How to Make Your Own Wood Clamps How to Make Your Own Wood Clamps
Wood clamps are vital in every workshop and have many different uses. Some will hold glued wood together so it dries nice and tightly while other clamps are designed to hold wood on place so it can be worked on without moving. It’s simply not possible to build all the different types of clamps yourself. Some are quite complex and require specialized tools. However, it’s perfectly feasible to make a single clamp that will work for most simple jobs ithin your workshop and it will save you quite a bit of money. When you’ve glued pieces of wood together, you’ll be able to insert them into the clamp and tighten it like a press. The clamp will hold the wood securely until the glue dies.
Step 1 - Making Your Clamp
The first step is to actually create your clamp. To do this, use a tape measure and pencil to mark spots 1 ½ inches in from each corner on both the MDF boards. Drill a 3/8-inch wide hole through each of these four marks on both boards so that when the boards are placed on top of each other, these holes line up directly with each other. This is vital for the clamp to work effectively.
Now select one of the boards as the bottom board of your clamp and insert threaded 3/8-inch T-nuts into each of the holes, making sure they fit snugly.

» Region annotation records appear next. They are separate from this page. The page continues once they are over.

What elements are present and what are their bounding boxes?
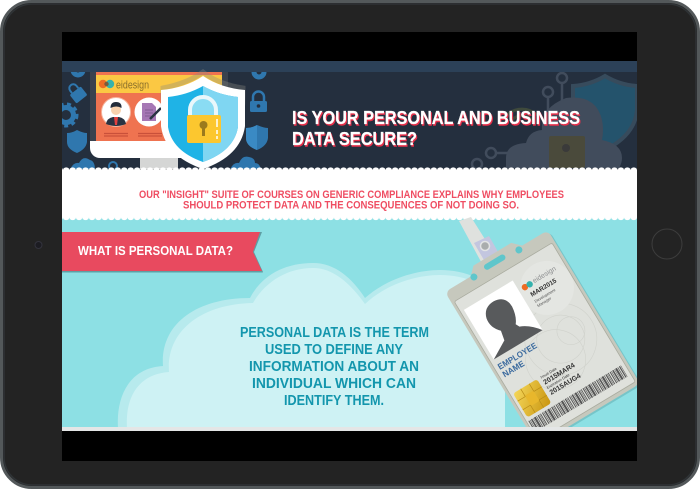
cloud xyxy=(118,263,505,428)
shield with padlock xyxy=(161,72,245,169)
header title: DATA SECURE? xyxy=(293,130,418,150)
intro text xyxy=(139,189,564,212)
employee name xyxy=(497,342,538,378)
badge logo: Manager xyxy=(536,295,553,308)
employee name: EMPLOYEE xyxy=(496,340,539,372)
intro text: OUR "INSIGHT" SUITE OF COURSES ON GENERIC COMPLIANCE EXPLAINS WHY EMPLOYEES xyxy=(139,189,564,201)
icon: document and pen xyxy=(134,98,164,126)
background icons left xyxy=(62,72,268,169)
cloud body text: IDENTIFY THEM. xyxy=(284,393,384,409)
black screen xyxy=(62,32,637,461)
monitor illustration xyxy=(90,72,228,169)
dates: 2015AUG4 xyxy=(549,373,582,397)
dates xyxy=(540,362,581,395)
dates: Expiration Date xyxy=(546,373,570,390)
barcode xyxy=(532,371,624,427)
teal panel xyxy=(62,217,637,427)
header title: DATA SECURE? xyxy=(292,128,417,149)
header title: IS YOUR PERSONAL AND BUSINESS xyxy=(293,108,581,130)
cloud body text: INDIVIDUAL WHICH CAN xyxy=(252,376,416,392)
cloud body text: USED TO DEFINE ANY xyxy=(265,342,403,358)
lanyard clip xyxy=(459,217,498,262)
camera xyxy=(35,242,42,248)
badge logo xyxy=(522,267,556,308)
ID badge xyxy=(447,232,637,427)
cloud body text xyxy=(240,325,429,409)
dates: Issue Date xyxy=(540,367,558,380)
ribbon heading xyxy=(62,232,263,272)
white intro band xyxy=(62,167,637,220)
dates: 2015MAR4 xyxy=(542,362,577,386)
header title xyxy=(292,110,580,147)
header panel xyxy=(55,61,642,447)
eidesign logo: eidesign xyxy=(116,80,149,92)
background icons right faded xyxy=(472,73,637,169)
intro text: SHOULD PROTECT DATA AND THE CONSEQUENCES OF NOT DOING SO. xyxy=(183,200,519,212)
icon: person xyxy=(102,98,130,126)
card guilloche xyxy=(524,304,597,390)
home button xyxy=(652,229,682,259)
cloud body text: PERSONAL DATA IS THE TERM xyxy=(240,325,429,341)
badge logo: Development xyxy=(533,287,557,304)
photo xyxy=(464,280,543,360)
chip xyxy=(513,379,551,417)
header title: IS YOUR PERSONAL AND BUSINESS xyxy=(292,107,580,128)
employee name: NAME xyxy=(500,358,526,379)
badge logo: eidesign xyxy=(532,266,558,285)
cloud body text: INFORMATION ABOUT AN xyxy=(249,359,419,375)
badge logo: MAR2015 xyxy=(529,277,558,299)
ribbon heading: WHAT IS PERSONAL DATA? xyxy=(78,244,233,258)
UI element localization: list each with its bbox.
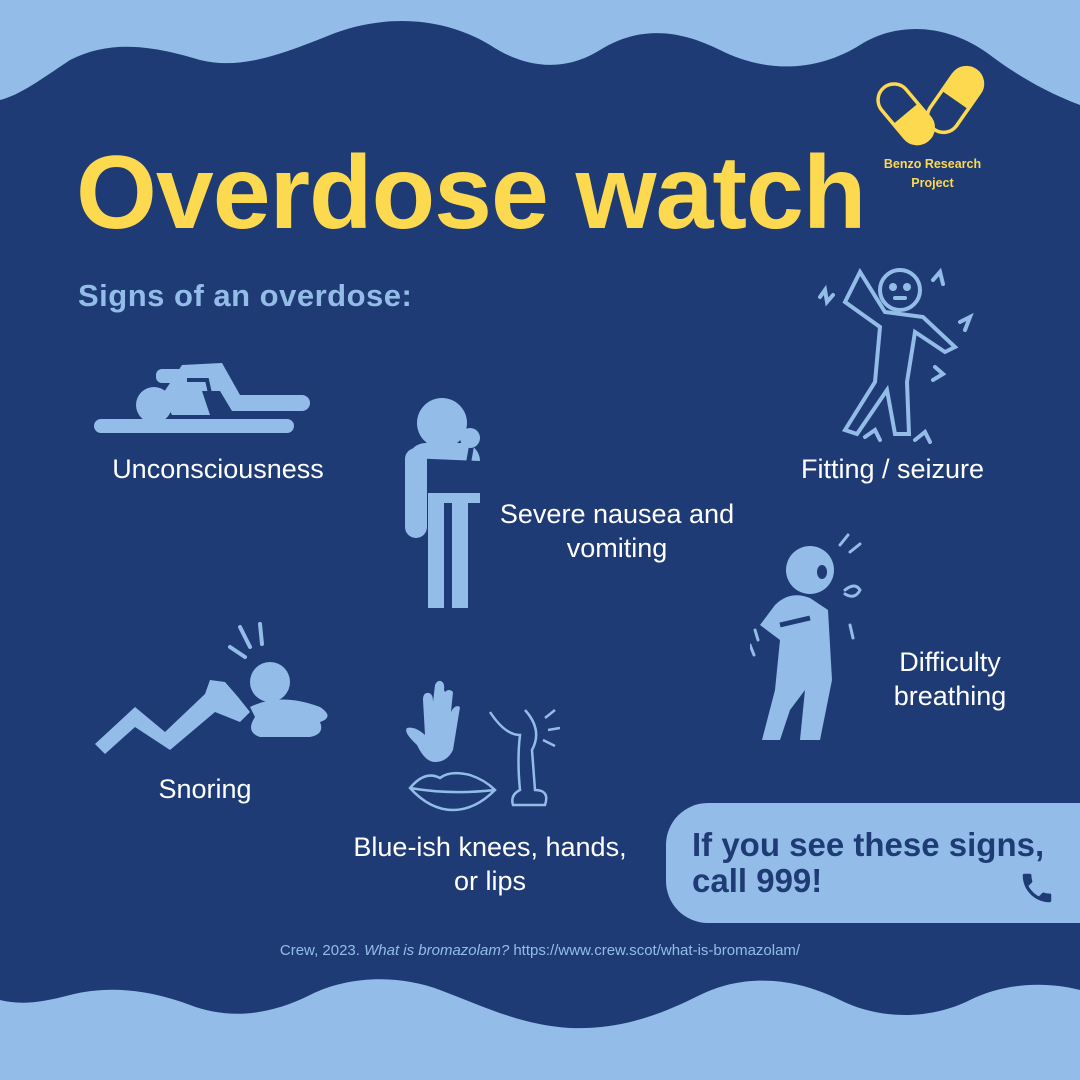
label: Blue-ish knees, hands, or lips: Blue-ish knees, hands, (353, 832, 627, 862)
title: Overdose watch (76, 135, 865, 251)
label: Blue-ish knees, hands, or lips: or lips (454, 866, 526, 896)
label: Severe nausea and vomiting: Severe nausea and (500, 499, 734, 529)
label: Difficulty breathing (894, 647, 1006, 711)
logo: Benzo Research Project: Benzo Research (884, 157, 981, 171)
subtitle: Signs of an overdose: (78, 278, 412, 313)
icon: phone (1022, 874, 1052, 902)
logo: Benzo Research Project (876, 66, 984, 190)
label: Blue-ish knees, hands, or lips (353, 832, 627, 896)
icon: unconscious person (94, 363, 310, 433)
callout: call 999: call 999! (692, 862, 822, 899)
citation: Crew, 2023. What is bromazolam? https://www.crew.scot/what-is-bromazolam/ (280, 942, 800, 959)
callout: call 999 (666, 803, 1080, 923)
label: Snoring: Snoring (158, 774, 252, 804)
icon: difficulty breathing (750, 533, 862, 740)
label: Severe nausea and vomiting: vomiting (567, 533, 667, 563)
label: Fitting / seizure: Fitting / seizure (801, 454, 984, 484)
icon: hand, lips, knee (406, 680, 560, 812)
label: Severe nausea and vomiting (500, 499, 734, 563)
label: Difficulty breathing: breathing (894, 681, 1006, 711)
callout: call 999: If you see these signs, (692, 826, 1044, 863)
label: Difficulty breathing: Difficulty (899, 647, 1001, 677)
icon: seizure (818, 268, 974, 444)
icon: snoring (95, 622, 328, 754)
logo: Benzo Research Project: Project (911, 176, 954, 190)
icon: nauseous person (405, 398, 480, 608)
label: Unconsciousness: Unconsciousness (112, 454, 324, 484)
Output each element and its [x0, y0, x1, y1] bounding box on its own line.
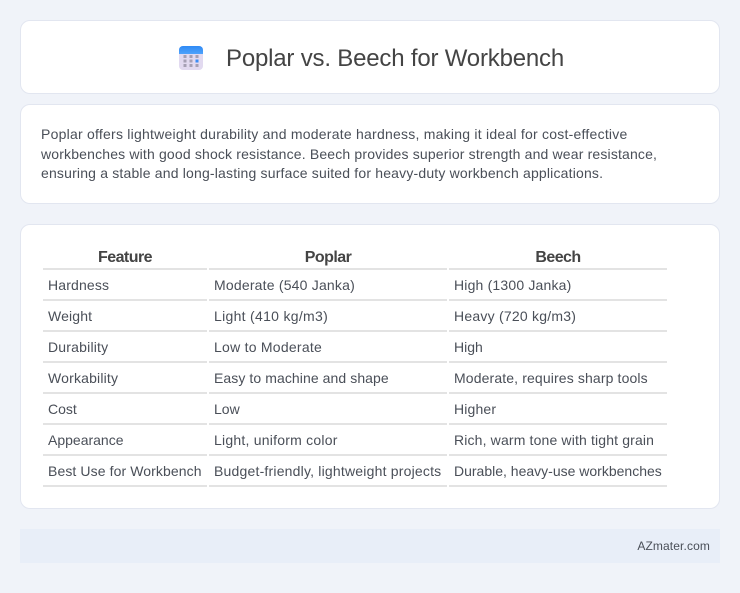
row: best use: Budget-friendly, lightweight projects	[214, 463, 441, 479]
row: cost	[48, 401, 496, 417]
row: weight: Weight	[48, 308, 92, 324]
row: durability: High	[454, 339, 483, 355]
intro text panel	[20, 104, 720, 204]
row: best use: Best Use for Workbench	[48, 463, 202, 479]
row: hardness: High (1300 Janka)	[454, 277, 571, 293]
row: workability: Easy to machine and shape	[214, 370, 389, 386]
column headers	[98, 249, 581, 266]
title: Poplar vs. Beech for Workbench	[226, 45, 564, 72]
row: appearance	[48, 432, 654, 448]
row: appearance: Rich, warm tone with tight grain	[454, 432, 654, 448]
row: hardness	[48, 277, 571, 293]
row: appearance: Light, uniform color	[214, 432, 338, 448]
row: best use	[48, 463, 662, 479]
intro paragraph	[41, 126, 657, 181]
row: durability: Durability	[48, 339, 108, 355]
row: durability: Low to Moderate	[214, 339, 322, 355]
intro paragraph: Poplar offers lightweight durability and moderate hardness, making it ideal for cost-effective	[41, 126, 628, 142]
row: weight: Heavy (720 kg/m3)	[454, 308, 576, 324]
row: workability: Workability	[48, 370, 118, 386]
row: weight	[48, 308, 576, 324]
footer credit: AZmater.com	[637, 539, 710, 553]
row: workability: Moderate, requires sharp tools	[454, 370, 648, 386]
row: durability	[48, 339, 483, 355]
row: appearance: Appearance	[48, 432, 124, 448]
row: hardness: Moderate (540 Janka)	[214, 277, 355, 293]
row: cost: Cost	[48, 401, 77, 417]
icon: calendar	[179, 46, 203, 70]
row: best use: Durable, heavy-use workbenches	[454, 463, 662, 479]
row: workability	[48, 370, 648, 386]
row: cost: Higher	[454, 401, 496, 417]
column headers: Poplar	[305, 249, 351, 266]
column headers: Beech	[535, 249, 581, 266]
intro paragraph: workbenches with good shock resistance. Beech provides superior strength and wear resistance,	[41, 146, 657, 162]
intro paragraph: ensuring a stable and long-lasting surface suited for heavy-duty workbench applications.	[41, 165, 603, 181]
row: weight: Light (410 kg/m3)	[214, 308, 328, 324]
column headers: Feature	[98, 249, 152, 266]
row: cost: Low	[214, 401, 240, 417]
header panel	[20, 20, 720, 94]
footer bar	[20, 529, 720, 563]
row: hardness: Hardness	[48, 277, 109, 293]
comparison table panel	[20, 224, 720, 509]
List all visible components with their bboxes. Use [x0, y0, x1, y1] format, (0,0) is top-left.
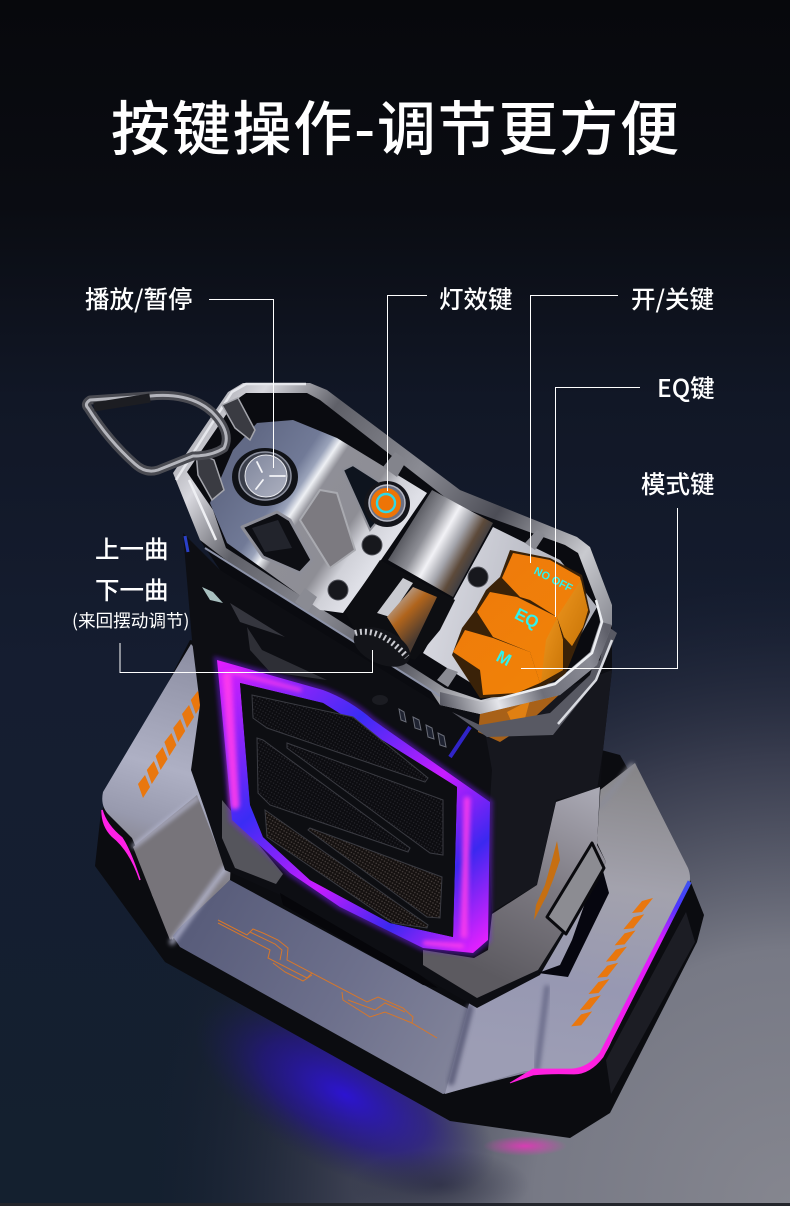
play/pause button: [232, 448, 298, 506]
small round port: [372, 695, 388, 705]
light window: [343, 465, 400, 530]
left magenta light strip: [102, 810, 140, 880]
callout: power key: 开/关键: [631, 281, 714, 316]
charging base: [95, 640, 704, 1138]
cylinder roller: [388, 490, 493, 597]
base fold highlights: [134, 765, 632, 1082]
orange decal on body: [534, 841, 560, 920]
clip slot: [538, 860, 609, 977]
switch cutout: [242, 512, 312, 573]
ring inner highlight: [189, 480, 216, 540]
grille mesh lower left: [265, 810, 428, 928]
recessed pad: [300, 490, 355, 568]
ring lower-left edge line: [205, 548, 440, 696]
deck dark interior: [176, 383, 612, 714]
base left wing surface: [102, 644, 240, 940]
side metal fin: [202, 587, 223, 603]
grille mesh lower right: [308, 828, 442, 918]
knurled wheel: [348, 619, 416, 675]
front ring inner highlight: [498, 600, 602, 699]
right light strip: [510, 881, 691, 1083]
callout: EQ key: EQ键: [657, 370, 715, 405]
grille mesh top: [252, 695, 428, 782]
M key: [453, 630, 540, 695]
speaker grille panel: [240, 683, 457, 937]
callout: previous/next track: (来回摆动调节): [72, 608, 189, 633]
callout: EQ key: [556, 370, 715, 617]
callout: power key: [530, 281, 714, 563]
button tick marks: [256, 462, 285, 489]
title: 按键操作-调节更方便: [111, 82, 679, 167]
carabiner black gate: [94, 398, 150, 407]
base side panel: [606, 912, 695, 1094]
callout: play/pause: 播放/暂停: [85, 281, 193, 316]
silver shaft: [377, 578, 413, 617]
black bracket: [345, 560, 455, 660]
base front dark recess: [280, 893, 438, 988]
NO OFF key side: [557, 580, 588, 646]
right orange stripes: [571, 898, 653, 1026]
callout: mode key: 模式键: [641, 466, 714, 501]
key shadow: [452, 550, 590, 698]
left orange stripes: [138, 691, 203, 798]
front ring over keys: [440, 622, 612, 714]
blue edge left side: [185, 536, 188, 552]
screws: [328, 535, 382, 600]
front orange circuit graphic: [218, 920, 437, 1038]
lower left facet: [133, 795, 225, 940]
switch lever: [252, 520, 292, 552]
callout: mode key: [521, 466, 714, 668]
side blade: [230, 603, 285, 637]
usb vents: [399, 709, 446, 747]
lower ring highlight: [558, 640, 612, 724]
carabiner tube highlight: [86, 395, 226, 471]
small clip tab: [383, 452, 407, 477]
clip metal tab: [547, 843, 604, 934]
ring top highlight: [176, 384, 306, 480]
callout: light effect key: 灯效键: [439, 281, 512, 316]
right silver plate: [423, 527, 597, 693]
right metallic lower body: [423, 787, 606, 998]
orange under keys: [478, 694, 560, 742]
orange metal shaft: [387, 587, 437, 653]
carabiner clip: [86, 395, 226, 471]
base front surface: [172, 880, 580, 1094]
LED hot highlights: [227, 672, 467, 946]
speaker tower body: [183, 533, 617, 1008]
base right wing surface: [445, 763, 690, 1094]
EQ key side: [541, 618, 563, 682]
screw on right plate: [468, 567, 488, 587]
ring lugs: [196, 398, 255, 500]
callout: previous/next track: [72, 531, 372, 672]
NO OFF key: [502, 553, 588, 646]
lower side bracket: [247, 627, 327, 680]
main top plate: [210, 420, 427, 613]
control deck: [173, 383, 612, 714]
metal ring frame: [173, 383, 612, 714]
callout: previous/next track: 下一曲: [95, 572, 168, 607]
key legend NO OFF: NO OFF: [532, 565, 574, 595]
purple glow: [217, 660, 490, 953]
callout: light effect key: [388, 281, 512, 491]
light effect button: [364, 481, 410, 527]
right body panel: [483, 670, 612, 912]
purple LED frame: [217, 660, 490, 953]
grille mesh middle right: [287, 743, 443, 855]
key legend EQ: EQ: [512, 604, 542, 632]
grille mesh middle left: [257, 738, 410, 852]
blue seam beside vents: [450, 727, 470, 757]
under-base coloured glow: [164, 951, 567, 1206]
callout: play/pause: [85, 281, 274, 468]
outer lower ring: [452, 625, 617, 737]
callout: previous/next track: 上一曲: [95, 531, 168, 566]
base dark plinth: [95, 640, 704, 1138]
EQ key: [477, 592, 563, 683]
tower dark silhouette: [183, 533, 612, 1008]
key legend M: M: [493, 647, 514, 670]
left metallic lower body: [222, 800, 283, 884]
clip tabs: [295, 530, 545, 687]
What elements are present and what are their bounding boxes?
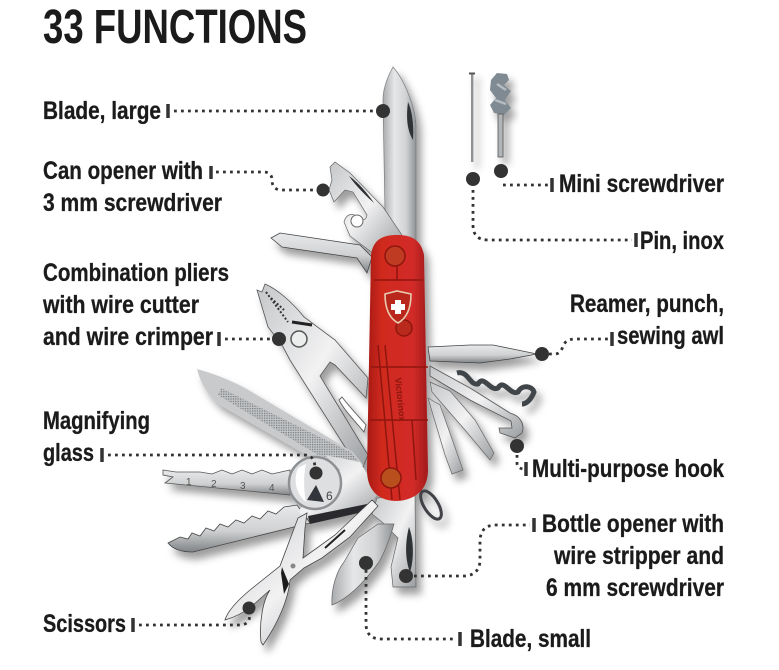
brand name: Victorinox xyxy=(393,377,408,422)
callout: can opener: Can opener with xyxy=(43,157,203,185)
icon: wood saw xyxy=(168,505,310,552)
icon: reamer xyxy=(428,345,537,363)
callout: combination pliers: with wire cutter xyxy=(42,291,199,319)
icon: phillips screwdriver xyxy=(271,233,372,273)
icon: ruler with saw edge: 3 xyxy=(240,481,246,492)
callout: reamer, punch, sewing awl: Reamer, punch, xyxy=(570,290,724,318)
callout: bottle opener xyxy=(399,510,724,602)
callout: multi-purpose hook xyxy=(510,439,724,483)
icon: nail file xyxy=(197,369,364,466)
icon: ruler with saw edge: 2 xyxy=(211,479,217,490)
icon: ruler with saw edge: 1 xyxy=(186,477,192,488)
callout: blade, large: Blade, large xyxy=(43,97,161,125)
pin and mini screwdriver xyxy=(469,72,511,162)
callout: pin, inox: Pin, inox xyxy=(640,227,724,255)
callout: magnifying glass xyxy=(43,407,322,480)
icon: screwdriver blade xyxy=(430,382,494,460)
callout: pin, inox xyxy=(466,172,724,255)
callout: mini screwdriver: Mini screwdriver xyxy=(559,170,724,198)
icon: hook xyxy=(430,366,523,438)
icon: black slit xyxy=(308,503,372,524)
callout: magnifying glass: glass xyxy=(43,439,94,467)
icon: magnifying lens xyxy=(289,457,341,509)
callout: mini screwdriver xyxy=(494,164,724,198)
callout: can opener xyxy=(43,157,330,217)
callout: combination pliers xyxy=(42,259,286,351)
callout: bottle opener: wire stripper and xyxy=(553,542,724,570)
callout: reamer, punch, sewing awl: sewing awl xyxy=(617,322,724,350)
callout: scissors xyxy=(43,602,256,638)
icon: combination pliers xyxy=(257,284,368,467)
callout: bottle opener: Bottle opener with xyxy=(542,510,724,538)
knife tools xyxy=(163,67,537,645)
icon: can opener xyxy=(329,162,402,254)
icon: small blade xyxy=(332,524,394,605)
icon: magnifying glass housing xyxy=(298,455,378,518)
icon: ruler with saw edge: 4 xyxy=(269,483,275,494)
callout: combination pliers: Combination pliers xyxy=(43,259,229,287)
icon: second screwdriver blade xyxy=(428,398,463,474)
callout: reamer, punch, sewing awl xyxy=(535,290,724,361)
callout: can opener: 3 mm screwdriver xyxy=(43,189,222,217)
callout: blade, large xyxy=(43,97,390,125)
icon: large blade xyxy=(383,67,416,240)
callout: blade, small: Blade, small xyxy=(470,625,591,653)
icon: corkscrew xyxy=(457,373,534,404)
title: 33 FUNCTIONS xyxy=(43,1,307,54)
icon: key ring xyxy=(417,488,445,522)
callout: scissors: Scissors xyxy=(43,610,126,638)
callout: combination pliers: and wire crimper xyxy=(43,323,213,351)
icon: swiss cross shield xyxy=(385,291,411,323)
icon: bottle opener xyxy=(372,495,416,587)
icon: scissors xyxy=(225,500,378,645)
callout: blade, small xyxy=(359,556,591,653)
icon: red handle xyxy=(367,235,428,501)
icon: magnifying lens: 6 xyxy=(326,489,333,503)
callout: bottle opener: 6 mm screwdriver xyxy=(546,574,724,602)
callout: magnifying glass: Magnifying xyxy=(43,407,150,435)
callout: multi-purpose hook: Multi-purpose hook xyxy=(532,455,724,483)
icon: ruler with saw edge xyxy=(163,470,290,495)
icon: pin xyxy=(469,72,475,162)
icon: mini screwdriver xyxy=(490,73,511,157)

Screw one of the threaded rods into one of the T-nuts on the bottom board of the clamp until it’s tight. Repeat in the other 3 holes. You’ll now have a rod standing up at each corner and your clamp will be ready to use.
Step 2 - Using the Clamp
Take the item you’ve just glued and wish to clamp. Make sure the glue is evenly spread over the surfaces you want to bond together. Place the item on the bottom board, centering it as much as possible. This will help the clamp to exert even pressure on the object.
Now, take the top board of your clamp and push the threaded rods through the holes in the corners. Lower the top board onto the glued object so it rests on top of it. Put a washer over each threaded rod where it appears above the top board so the washers sit flush on top of the top board. Screw down one nut on each of the threaded rods until they’re all hand tight and pressing down on the washer.
To tighten further use the crescent wrench, tightening each nut in turn as far as possible. This will clamp down the wood. Leave clamped for several hours to give the glue chance to dry. To remove the glued object, loosen and remove each of the nuts before taking off the washers and lifting off the top board.